Like everyone else out there, I’ve read the NYT article on Bert and Ernie, where a former writer for Sesame Street, Mark Saltzman, was interviewed. He said that, as a gay man, when he wrote the famous duo he did so as a loving couple, taking inspiration from his own relationship with his partner. His rational?
I didn’t have any other way to contextualize them.
This was immediately taken to mean that Bert and Ernie were gay, which Saltzman said was a misinterpretation of his words.
Why did this blow up?
You’ll hear me shout time and again that representation matters. You’ve probably also heard me joke about how there’s a great gay migration every time there’s a new TV show with a queer character. And you’ve likely heard Tracy complain that queer baiting and queer-coding characters is detrimental.
The long and short of it is that we are starved for representation, and we grab on to whatever we can as soon as possible. Did two female characters share a moment? We will ship it. Because for the longest time, we didn’t have any other choices. We had to make up the queer in our heads and hearts.
Sesame Street has been pretty progressive and in tune with the world from day one. They’ve shown kids that being weird is okay, that having make believe friends is normal, and that death is weird and confusing. They’ve walked kids through divorces and all of the events that kids feel strongly about, but don’t have the words for.
Which is why I’m rather surprised to see everyone making these claims that Bert and Ernie must be gay, or can’t be gay. It seems a bit contrary to how they’ve handled everything else.
In fact, Sesame Street‘s original statement on the matter was shockingly non-inclusive, stating that Bert and Ernie are “best friends” and, being that they are puppets, have no sexual orientation.
They’ve backtracked on that stance, likely because everyone pointed at Kermit and Miss Piggy, and came out with a new statement.
Does it matter?
The big question to many of us is… does it matter if Bert and Ernie, or really any Muppets, are gay? Even the famous Frank Oz weighed in on it, in a slightly tone-deaf way:
Let me clear this up for everyone. Yes. It absolutely matters if a Muppet on Sesame Street is queer.
There should be some openly queers on that show not for any reason but because they’re normal. They’ve got an autistic Muppet these days, after all, which means they’re very much aware that representation matters. Seeing yourself, or even a bit of yourself on TV is hugely important to kids.
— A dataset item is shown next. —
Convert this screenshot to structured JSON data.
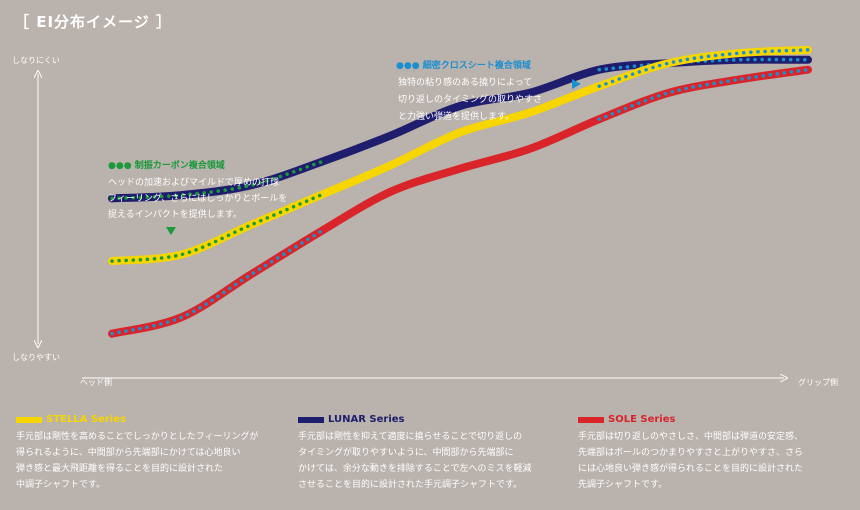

There are a tonne of studies about this, all of which reiterate that when kids don’t see representation growing up, when they can’t see themselves, it damages their psyche.
Should Bert and Ernie be gay?
I’m going to take a stance not everyone will agree with here and say no.
They’re best friends and that’s important too. Boys should see that two guys who aren’t related can love each other in a non-sexual way, and that’s also very important. My family absolutely gets that because our extended family is everyone we decided we love and keep in our lives, blood be damned.
Far too often, boys are told that loving each other is ‘gay’ (in the pejorative way), and they’re not supposed to express their emotions and feelings. This too is harmful to their development. It’s absolutely possible for two non-related men to love each other like family. That’s what close friendship is, after all. We love the people who bring meaning to our lives.
Having Bert and Ernie be two close friends who live together, who share a life, and who clearly love each other is no different than Chandler and Joey on Friends, and that is absolutely important too.
Thus my argument is not that Bert and Ernie need to be queer (though I certainly would support that), but that someone on the show needs to be queer. And if that means we leave our duo up for interpretation where they may be queer, but maybe not, that’s okay too. Its okay if it’s left to the viewer.
Sesame Street needs some queers.
See, regardless of how you interpret Bert and Ernie, it doesn’t solve the problem at hand. Sesame Street does need a queer character, specifically a queer Muppet. And it needs one yesterday. Preferably someone we’ve known all along, and it just never came up. Snuffy or Slimey (Oscar’s pet worm) come to mind.
From working on this site, I can tell you that queer characters of substance for kids are pretty lacking. And positive queer representation in general is still well short of what it could be. Too many queers die, or are evil, and if we have just two queer characters on Sesame Street, then we have a chance to reach out to children and show them that this too is normal.
Until I can count the queers on children’s shows on more than one hand, we don’t have enough. Kids can handle homosexuality. It’s just love, and I hope all children are able to recognize that.